Honey production exercise

in the data science path, MACHINE LEARNING: SUPERVISED LEARNING :robot:
project: Honey Production


why does the lesson when when grouping the data by year is using mean instead of sum?
The solutions is:
prod_per_year = df.groupby(‘year’).totalprod.mean().reset_index()
should it be?
prod_per_year = df.groupby(‘year’).totalprod.SUM().reset_index()

Hi eyalbre,

you should ask yourself what information you want to extract from the model. Are you interested in the sum of the produced honey in 2050? Would the sum represent the trend of production per beekeeper?


1 Like

my question is about what they say they have reached at the solution. They use the mean and at the end they say they have found the total production… which sounds wrong from my point of view.

Yeah, that’s actually a bit confusing. I think this comes from the fact that the corresponding column in the data set, which refers to the production of one producer, is called ‘totalprod’, i.e. total production.

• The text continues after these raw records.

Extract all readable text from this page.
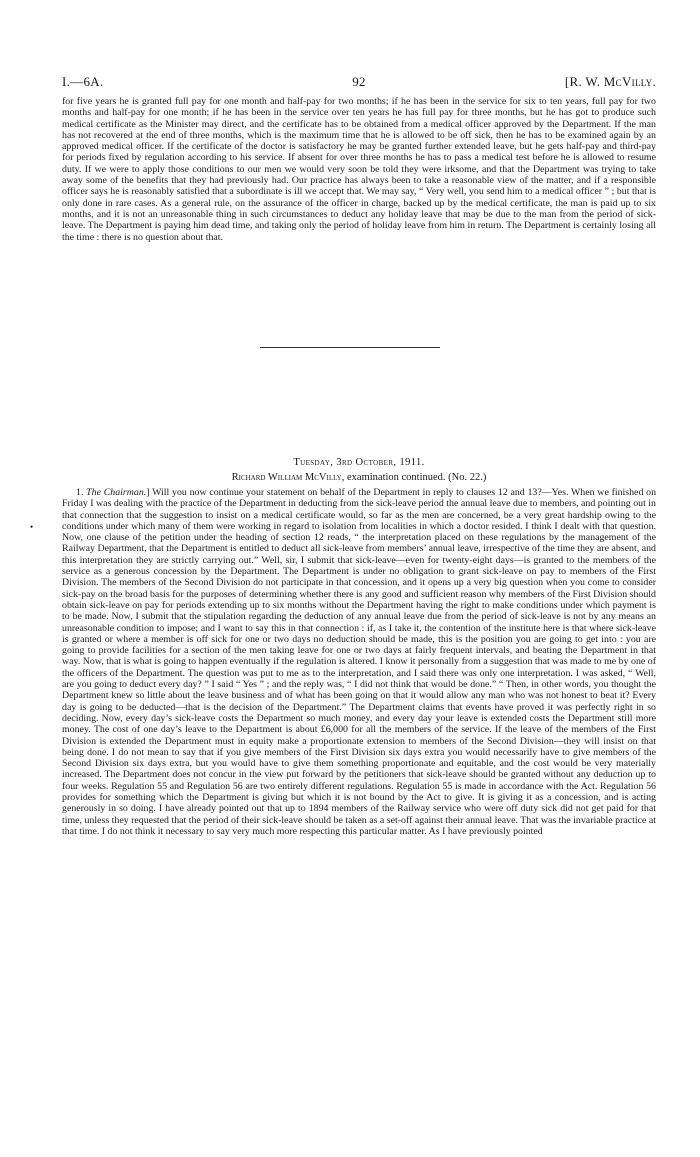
I.—6A.	92	[R. W. McVilly.

for five years he is granted full pay for one month and half-pay for two months; if he has been in the service for six to ten years, full pay for two months and half-pay for one month; if he has been in the service over ten years he has full pay for three months, but he has got to produce such medical certificate as the Minister may direct, and the certificate has to be obtained from a medical officer approved by the Department. If the man has not recovered at the end of three months, which is the maximum time that he is allowed to be off sick, then he has to be examined again by an approved medical officer. If the certificate of the doctor is satisfactory he may be granted further extended leave, but he gets half-pay and third-pay for periods fixed by regulation according to his service. If absent for over three months he has to pass a medical test before he is allowed to resume duty. If we were to apply those conditions to our men we would very soon be told they were irksome, and that the Department was trying to take away some of the benefits that they had previously had. Our practice has always been to take a reasonable view of the matter, and if a responsible officer says he is reasonably satisfied that a subordinate is ill we accept that. We may say, “ Very well, you send him to a medical officer ” ; but that is only done in rare cases. As a general rule, on the assurance of the officer in charge, backed up by the medical certificate, the man is paid up to six months, and it is not an unreasonable thing in such circumstances to deduct any holiday leave that may be due to the man from the period of sick-leave. The Department is paying him dead time, and taking only the period of holiday leave from him in return. The Department is certainly losing all the time : there is no question about that.

Tuesday, 3rd October, 1911.

Richard William McVilly, examination continued. (No. 22.)

•

1. The Chairman.] Will you now continue your statement on behalf of the Department in reply to clauses 12 and 13?—Yes. When we finished on Friday I was dealing with the practice of the Department in deducting from the sick-leave period the annual leave due to members, and pointing out in that connection that the suggestion to insist on a medical certificate would, so far as the men are concerned, be a very great hardship owing to the conditions under which many of them were working in regard to isolation from localities in which a doctor resided. I think I dealt with that question. Now, one clause of the petition under the heading of section 12 reads, “ the interpretation placed on these regulations by the management of the Railway Department, that the Department is entitled to deduct all sick-leave from members’ annual leave, irrespective of the time they are absent, and this interpretation they are strictly carrying out.” Well, sir, I submit that sick-leave—even for twenty-eight days—is granted to the members of the service as a generous concession by the Department. The Department is under no obligation to grant sick-leave on pay to members of the First Division. The members of the Second Division do not participate in that concession, and it opens up a very big question when you come to consider sick-pay on the broad basis for the purposes of determining whether there is any good and sufficient reason why members of the First Division should obtain sick-leave on pay for periods extending up to six months without the Department having the right to make conditions under which payment is to be made. Now, I submit that the stipulation regarding the deduction of any annual leave due from the period of sick-leave is not by any means an unreasonable condition to impose; and I want to say this in that connection : if, as I take it, the contention of the institute here is that where sick-leave is granted or where a member is off sick for one or two days no deduction should be made, this is the position you are going to get into : you are going to provide facilities for a section of the men taking leave for one or two days at fairly frequent intervals, and beating the Department in that way. Now, that is what is going to happen eventually if the regulation is altered. I know it personally from a suggestion that was made to me by one of the officers of the Department. The question was put to me as to the interpretation, and I said there was only one interpretation. I was asked, “ Well, are you going to deduct every day? ” I said “ Yes ” ; and the reply was, “ I did not think that would be done.” “ Then, in other words, you thought the Department knew so little about the leave business and of what has been going on that it would allow any man who was not honest to beat it? Every day is going to be deducted—that is the decision of the Department.” The Department claims that events have proved it was perfectly right in so deciding. Now, every day’s sick-leave costs the Department so much money, and every day your leave is extended costs the Department still more money. The cost of one day’s leave to the Department is about £6,000 for all the members of the service. If the leave of the members of the First Division is extended the Department must in equity make a proportionate extension to members of the Second Division—they will insist on that being done. I do not mean to say that if you give members of the First Division six days extra you would necessarily have to give members of the Second Division six days extra, but you would have to give them something proportionate and equitable, and the cost would be very materially increased. The Department does not concur in the view put forward by the petitioners that sick-leave should be granted without any deduction up to four weeks. Regulation 55 and Regulation 56 are two entirely different regulations. Regulation 55 is made in accordance with the Act. Regulation 56 provides for something which the Department is giving but which it is not bound by the Act to give. It is giving it as a concession, and is acting generously in so doing. I have already pointed out that up to 1894 members of the Railway service who were off duty sick did not get paid for that time, unless they requested that the period of their sick-leave should be taken as a set-off against their annual leave. That was the invariable practice at that time. I do not think it necessary to say very much more respecting this particular matter. As I have previously pointed
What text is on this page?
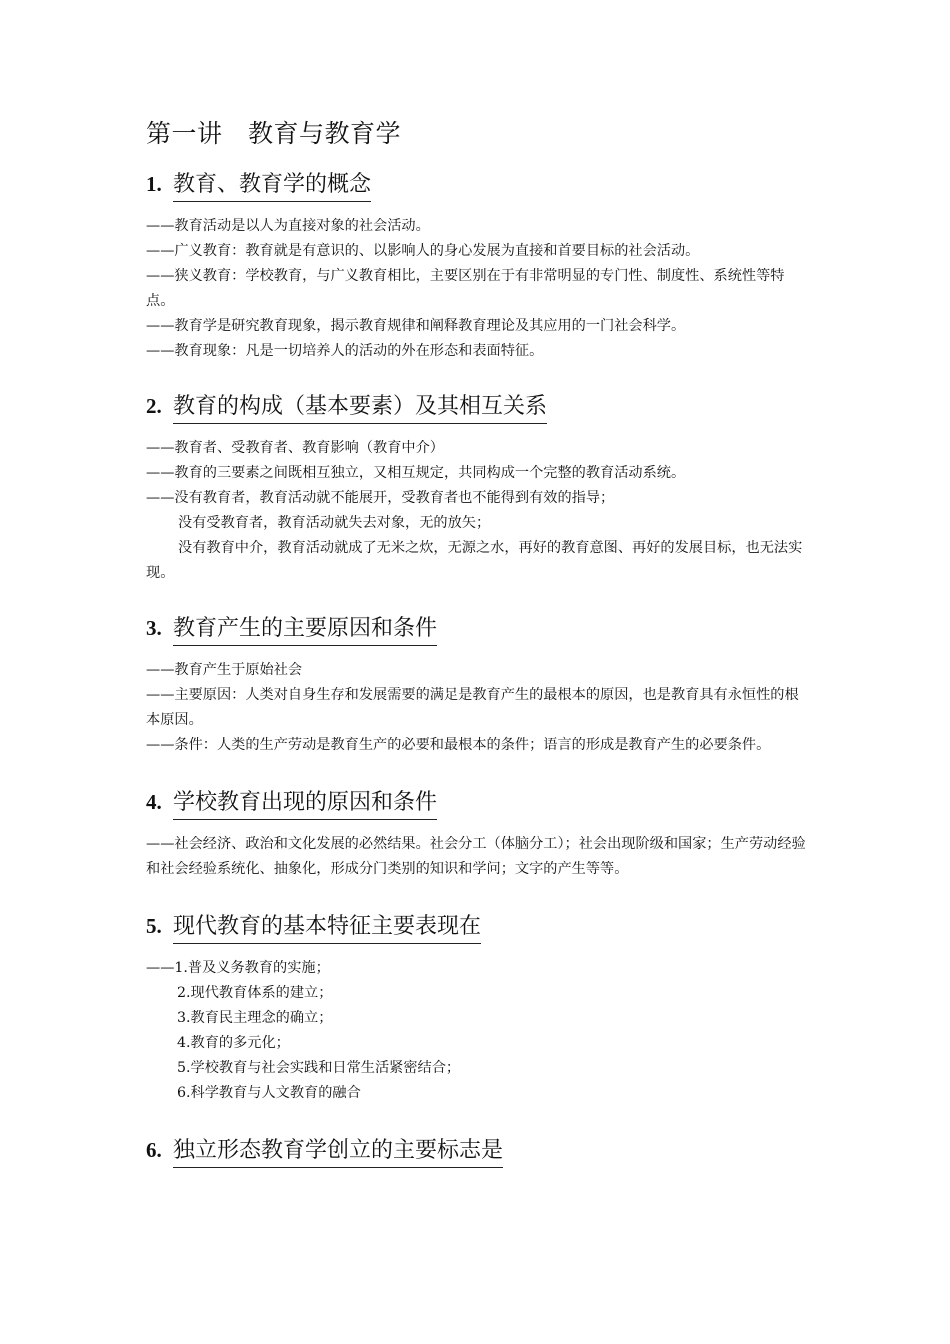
第一讲　教育与教育学
1. 教育、教育学的概念

——教育活动是以人为直接对象的社会活动。

——广义教育：教育就是有意识的、以影响人的身心发展为直接和首要目标的社会活动。

——狭义教育：学校教育，与广义教育相比，主要区别在于有非常明显的专门性、制度性、系统性等特点。

——教育学是研究教育现象，揭示教育规律和阐释教育理论及其应用的一门社会科学。

——教育现象：凡是一切培养人的活动的外在形态和表面特征。

2. 教育的构成（基本要素）及其相互关系

——教育者、受教育者、教育影响（教育中介）

——教育的三要素之间既相互独立，又相互规定，共同构成一个完整的教育活动系统。

——没有教育者，教育活动就不能展开，受教育者也不能得到有效的指导；

没有受教育者，教育活动就失去对象，无的放矢；

没有教育中介，教育活动就成了无米之炊，无源之水，再好的教育意图、再好的发展目标，也无法实现。

3. 教育产生的主要原因和条件

——教育产生于原始社会

——主要原因：人类对自身生存和发展需要的满足是教育产生的最根本的原因，也是教育具有永恒性的根本原因。

——条件：人类的生产劳动是教育生产的必要和最根本的条件；语言的形成是教育产生的必要条件。

4. 学校教育出现的原因和条件

——社会经济、政治和文化发展的必然结果。社会分工（体脑分工）；社会出现阶级和国家；生产劳动经验和社会经验系统化、抽象化，形成分门类别的知识和学问；文字的产生等等。

5. 现代教育的基本特征主要表现在

——1.普及义务教育的实施；

2.现代教育体系的建立；

3.教育民主理念的确立；

4.教育的多元化；

5.学校教育与社会实践和日常生活紧密结合；

6.科学教育与人文教育的融合

6. 独立形态教育学创立的主要标志是
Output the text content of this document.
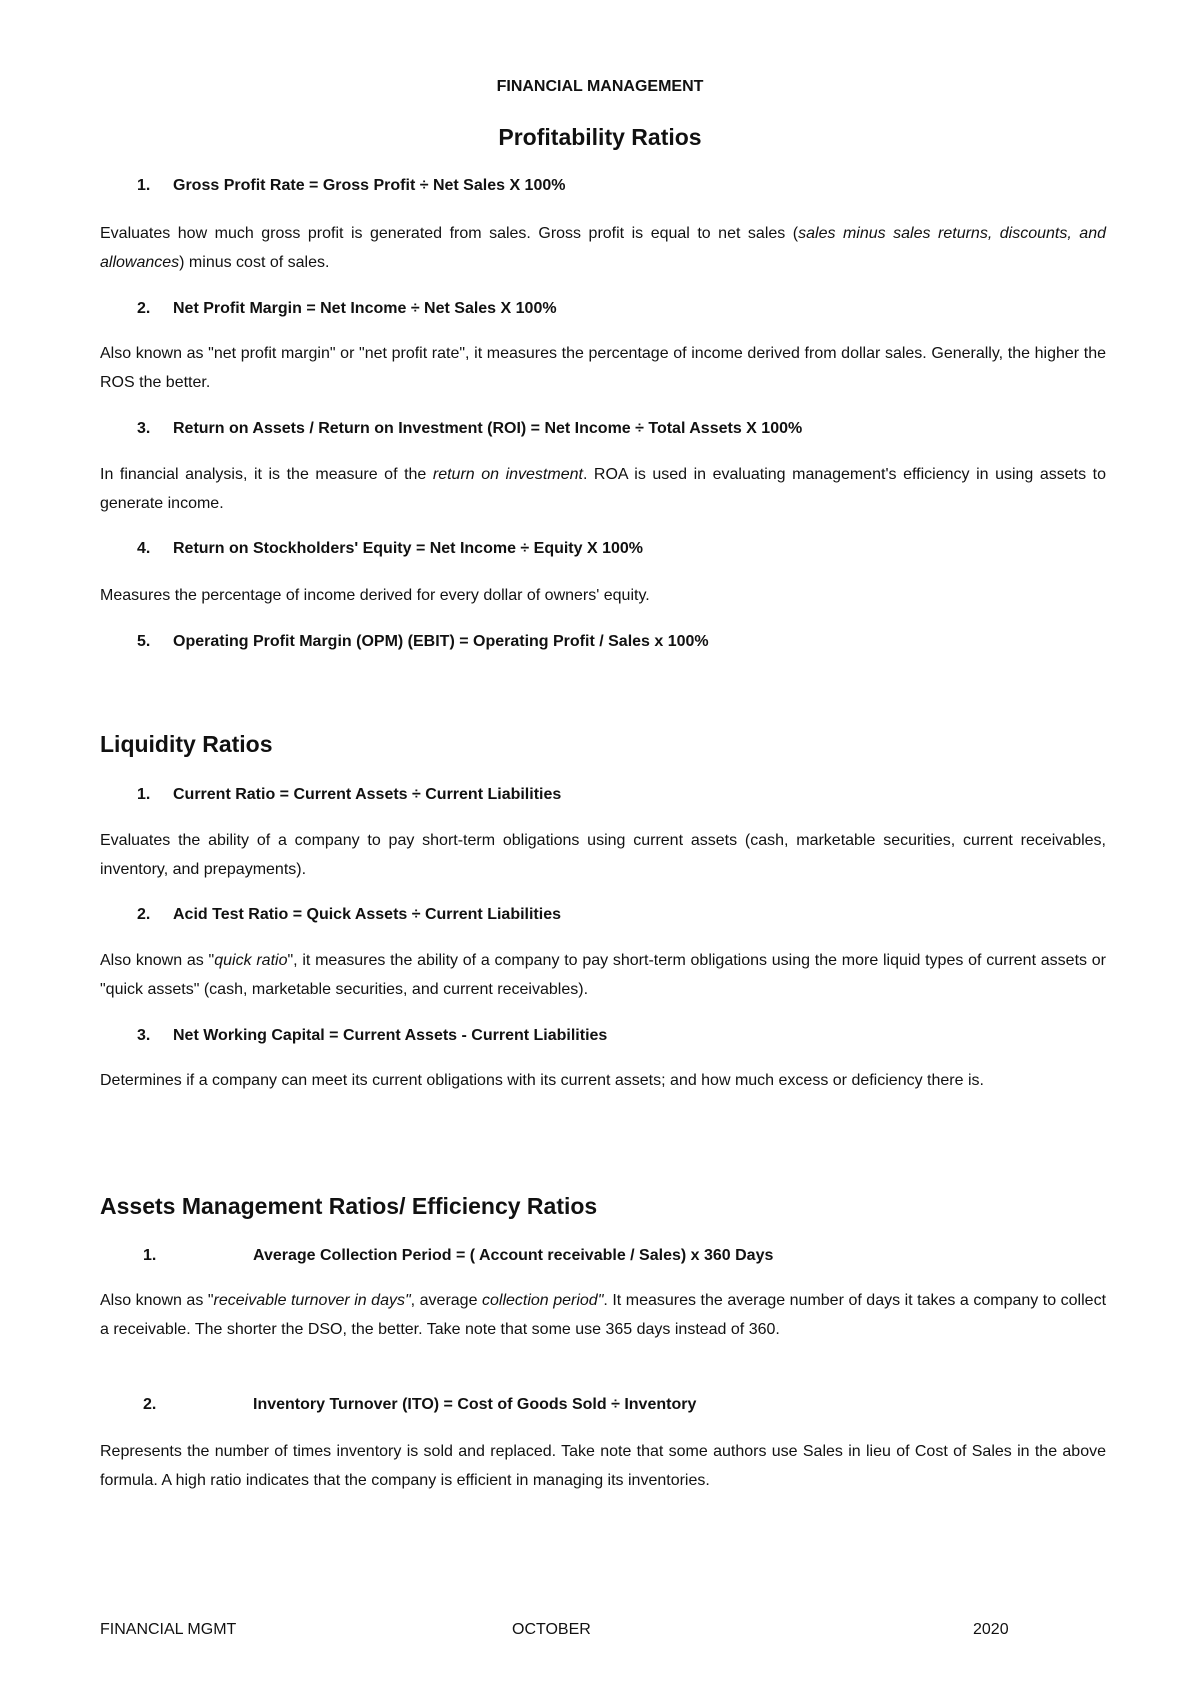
FINANCIAL MANAGEMENT
Profitability Ratios
1. Gross Profit Rate = Gross Profit ÷ Net Sales X 100%
Evaluates how much gross profit is generated from sales. Gross profit is equal to net sales (sales minus sales returns, discounts, and allowances) minus cost of sales.
2. Net Profit Margin = Net Income ÷ Net Sales X 100%
Also known as "net profit margin" or "net profit rate", it measures the percentage of income derived from dollar sales. Generally, the higher the ROS the better.
3. Return on Assets / Return on Investment (ROI) = Net Income ÷ Total Assets X 100%
In financial analysis, it is the measure of the return on investment. ROA is used in evaluating management's efficiency in using assets to generate income.
4. Return on Stockholders' Equity = Net Income ÷ Equity X 100%
Measures the percentage of income derived for every dollar of owners' equity.
5. Operating Profit Margin (OPM) (EBIT) = Operating Profit / Sales x 100%
Liquidity Ratios
1. Current Ratio = Current Assets ÷ Current Liabilities
Evaluates the ability of a company to pay short-term obligations using current assets (cash, marketable securities, current receivables, inventory, and prepayments).
2. Acid Test Ratio = Quick Assets ÷ Current Liabilities
Also known as "quick ratio", it measures the ability of a company to pay short-term obligations using the more liquid types of current assets or "quick assets" (cash, marketable securities, and current receivables).
3. Net Working Capital = Current Assets - Current Liabilities
Determines if a company can meet its current obligations with its current assets; and how much excess or deficiency there is.
Assets Management Ratios/ Efficiency Ratios
1.	Average Collection Period = ( Account receivable / Sales) x 360 Days
Also known as "receivable turnover in days", average collection period". It measures the average number of days it takes a company to collect a receivable. The shorter the DSO, the better. Take note that some use 365 days instead of 360.
2.	Inventory Turnover (ITO) = Cost of Goods Sold ÷ Inventory
Represents the number of times inventory is sold and replaced. Take note that some authors use Sales in lieu of Cost of Sales in the above formula. A high ratio indicates that the company is efficient in managing its inventories.
FINANCIAL MGMT	OCTOBER	2020
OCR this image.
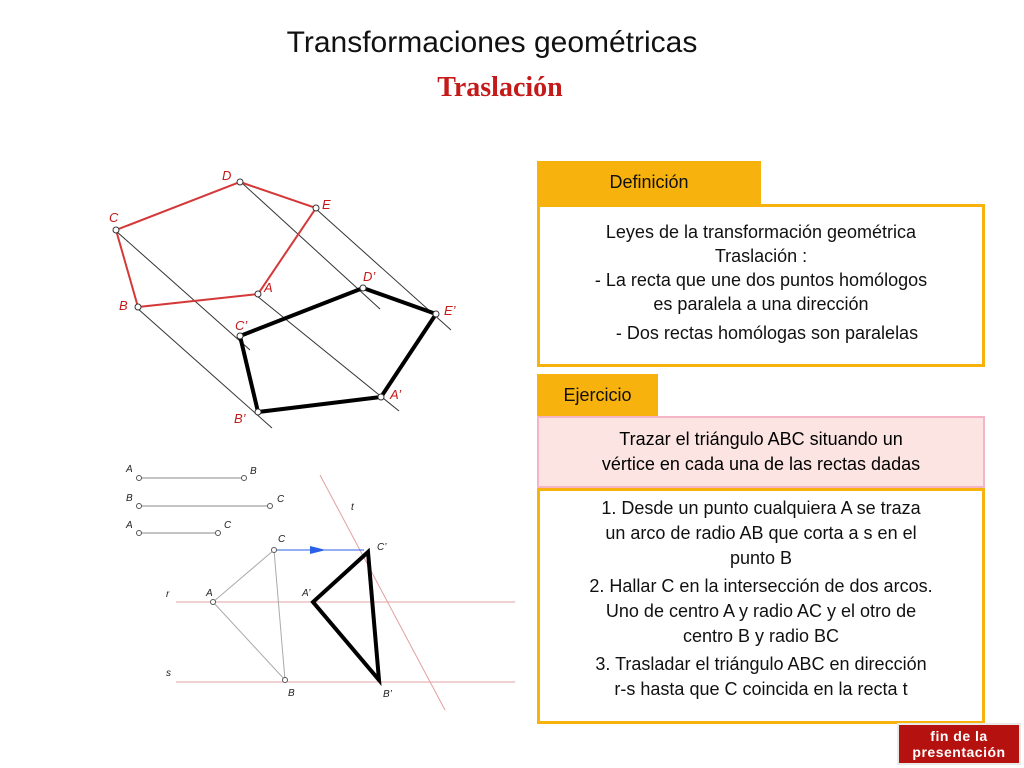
Transformaciones geométricas
Traslación
D
E
C
A
B
D’
E’
C’
A’
B’
A	B
B	C
A	C
t
C
C’
r	A	A’
s
B	B’
Definición

Leyes de la transformación geométrica

Traslación :

- La recta que une dos puntos homólogos

es paralela a una dirección

- Dos rectas homólogas son paralelas

Ejercicio
Trazar el triángulo ABC situando un
vértice en cada una de las rectas dadas

1. Desde un punto cualquiera A se traza

un arco de radio AB que corta a s en el

punto B

2. Hallar C en la intersección de dos arcos.

Uno de centro A y radio AC y el otro de

centro B y radio BC

3. Trasladar el triángulo ABC en dirección

r-s hasta que C coincida en la recta t

fin de la
presentación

So i guess by ‘total production’ they always mean the production of one producer in the corresponding year.

But I agree, it’s a bit confusing.

I want to understand why does the predict() method in linear regression expects a 2 D array? I do understand how to apply it and not sure of the explanation behind it?

I do understand that these lines of code provides different outputs: but why is that necessary?
X_future = np.array(range(2013, 2050))
X_future = X_future.reshape(-1,1)

Good question. I commented out the .reshape() to see what would happen.

It produces an error from .predict(): “ValueError: Expected 2D array, got 1D array instead”

.predict(), for whatever reason, won’t just accept a simple list of years. It requires a 2D array, and the reshape(-1,1) puts it into a column, which is a 2D shape.